Posseiros da região do segundo distrito de Rio Branco fecharam a Avenida Amadeo Barbosa, no início da tarde de terça-feira, 28, protestando contra uma medida judicial de Reintegração de Posse. Eles destacam que muitas famílias residentes nos bairros Canaã e Belo Jardim ficarão desabrigadas caso a medida seja cumprida.
De acordo com a ordem judicial, o mandado de reintegração de posse deve ser cumprido até o dia 12 de junho. Até lá, os posseiros garantem intervenções rotineiras na Amadeo Barbosa, afim de chamar a atenção para o problema.
Quênio Rodrigues, um dos posseiros, conta que comprou terras no bairro Canaã em 2001 e se sentiu lesado ao tomar conhecimento da decisão da Juíza de Direito Thais Queiroz Khalil, da 2° Vara Cível da Comarca de Rio Branco. “Essa área foi consolidada em 2011, com direito nosso. Mas a juíza reabriu o processo e estamos reivindicando contra essa ordem de despejo”, disse Rodrigues.
O advogado do grupo, Jorge Andrade, explicou que o processo trata do espólio de Heloísa Levi Barbosa, viúva falecida de Amadeo Barbosa, também falecido. Segundo ele, os filhos do casal pretendem ser reintegrados aos terrenos que já foram de propriedade dos pais, mas foram invadidos e repassados a terceiros diversas vezes.

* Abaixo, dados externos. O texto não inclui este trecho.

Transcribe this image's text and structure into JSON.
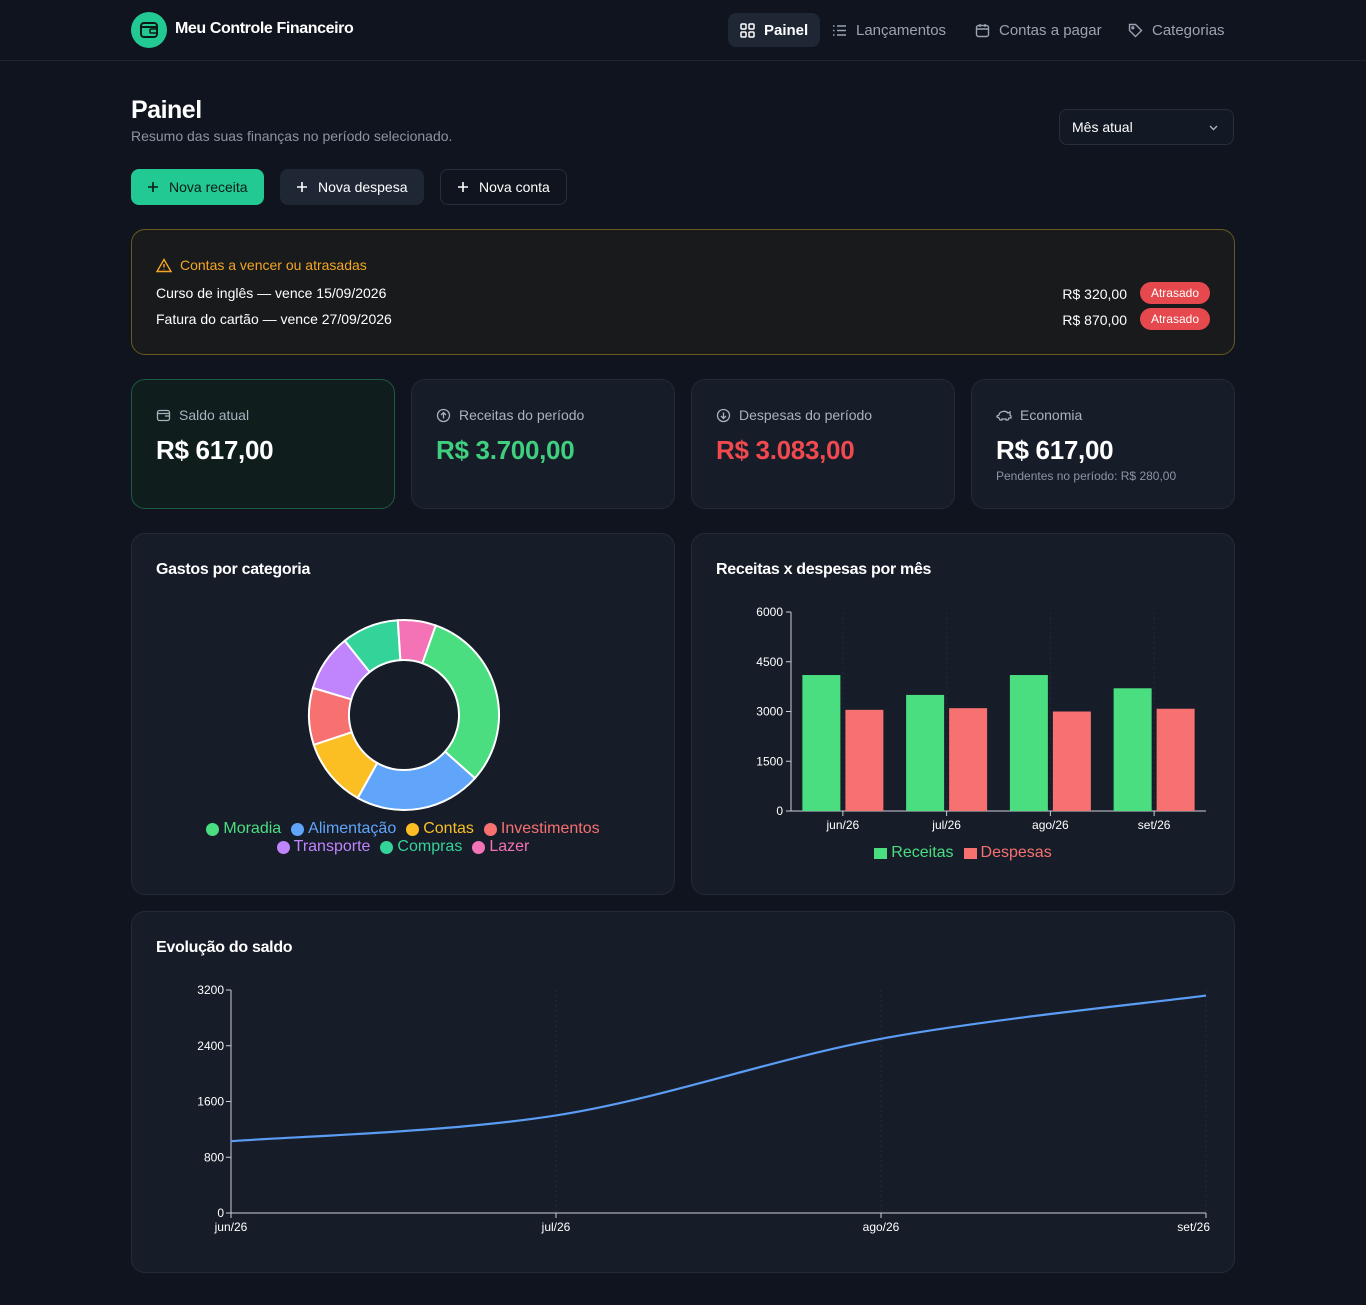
{
  "app": {
    "name": "Meu Controle Financeiro"
  },
  "nav": [
    {
      "label": "Painel",
      "icon": "grid-icon",
      "active": true
    },
    {
      "label": "Lançamentos",
      "icon": "list-icon",
      "active": false
    },
    {
      "label": "Contas a pagar",
      "icon": "calendar-icon",
      "active": false
    },
    {
      "label": "Categorias",
      "icon": "tag-icon",
      "active": false
    }
  ],
  "page": {
    "title": "Painel",
    "subtitle": "Resumo das suas finanças no período selecionado.",
    "period_select": "Mês atual"
  },
  "actions": {
    "new_income": "Nova receita",
    "new_expense": "Nova despesa",
    "new_account": "Nova conta"
  },
  "alert": {
    "title": "Contas a vencer ou atrasadas",
    "items": [
      {
        "text": "Curso de inglês — vence 15/09/2026",
        "amount": "R$ 320,00",
        "status": "Atrasado"
      },
      {
        "text": "Fatura do cartão — vence 27/09/2026",
        "amount": "R$ 870,00",
        "status": "Atrasado"
      }
    ]
  },
  "cards": {
    "saldo": {
      "label": "Saldo atual",
      "value": "R$ 617,00"
    },
    "receitas": {
      "label": "Receitas do período",
      "value": "R$ 3.700,00",
      "color": "#3fcf7e"
    },
    "despesas": {
      "label": "Despesas do período",
      "value": "R$ 3.083,00",
      "color": "#f0494f"
    },
    "economia": {
      "label": "Economia",
      "value": "R$ 617,00",
      "note": "Pendentes no período: R$ 280,00"
    }
  },
  "colors": {
    "accent": "#22c993",
    "warning": "#f5a524",
    "danger": "#e5484d",
    "line": "#5b9cf5"
  },
  "chart_data": [
    {
      "type": "pie",
      "donut": true,
      "title": "Gastos por categoria",
      "legend_position": "bottom",
      "slices": [
        {
          "label": "Moradia",
          "value": 29,
          "color": "#4ade80"
        },
        {
          "label": "Alimentação",
          "value": 20,
          "color": "#60a5fa"
        },
        {
          "label": "Contas",
          "value": 11,
          "color": "#fbbf24"
        },
        {
          "label": "Investimentos",
          "value": 9,
          "color": "#f87171"
        },
        {
          "label": "Transporte",
          "value": 9,
          "color": "#c084fc"
        },
        {
          "label": "Compras",
          "value": 9,
          "color": "#34d399"
        },
        {
          "label": "Lazer",
          "value": 6,
          "color": "#f472b6"
        }
      ]
    },
    {
      "type": "bar",
      "title": "Receitas x despesas por mês",
      "categories": [
        "jun/26",
        "jul/26",
        "ago/26",
        "set/26"
      ],
      "series": [
        {
          "name": "Receitas",
          "values": [
            4100,
            3500,
            4100,
            3700
          ],
          "color": "#4ade80"
        },
        {
          "name": "Despesas",
          "values": [
            3050,
            3100,
            3000,
            3083
          ],
          "color": "#f87171"
        }
      ],
      "yticks": [
        0,
        1500,
        3000,
        4500,
        6000
      ],
      "ylim": [
        0,
        6000
      ],
      "legend_position": "bottom"
    },
    {
      "type": "line",
      "title": "Evolução do saldo",
      "x": [
        "jun/26",
        "jul/26",
        "ago/26",
        "set/26"
      ],
      "series": [
        {
          "values": [
            1030,
            1400,
            2500,
            3120
          ],
          "color": "#5b9cf5"
        }
      ],
      "yticks": [
        0,
        800,
        1600,
        2400,
        3200
      ],
      "ylim": [
        0,
        3200
      ]
    }
  ]
}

“É um mandado de desocupação, estamos tentando uma medida judicial para suspender o cumprimento dele. Essa é uma área de conflito, que já fez parte do antigo aeroporto, uma área grande com diversos grupos estabelecidos. No meio do processo, o inventariante Jimmy Barbosa tentou fazer uma desapropriação indireta, e a causa foi julgada improcedente. As pessoas que estão aqui adquiriram o terreno por boa fé, imagine o caos social que a desapropriação de mais de duas mil famílias podem gerar ao município, e principalmente a abertura de uma brecha de jurisprudência”, afirmou o advogado.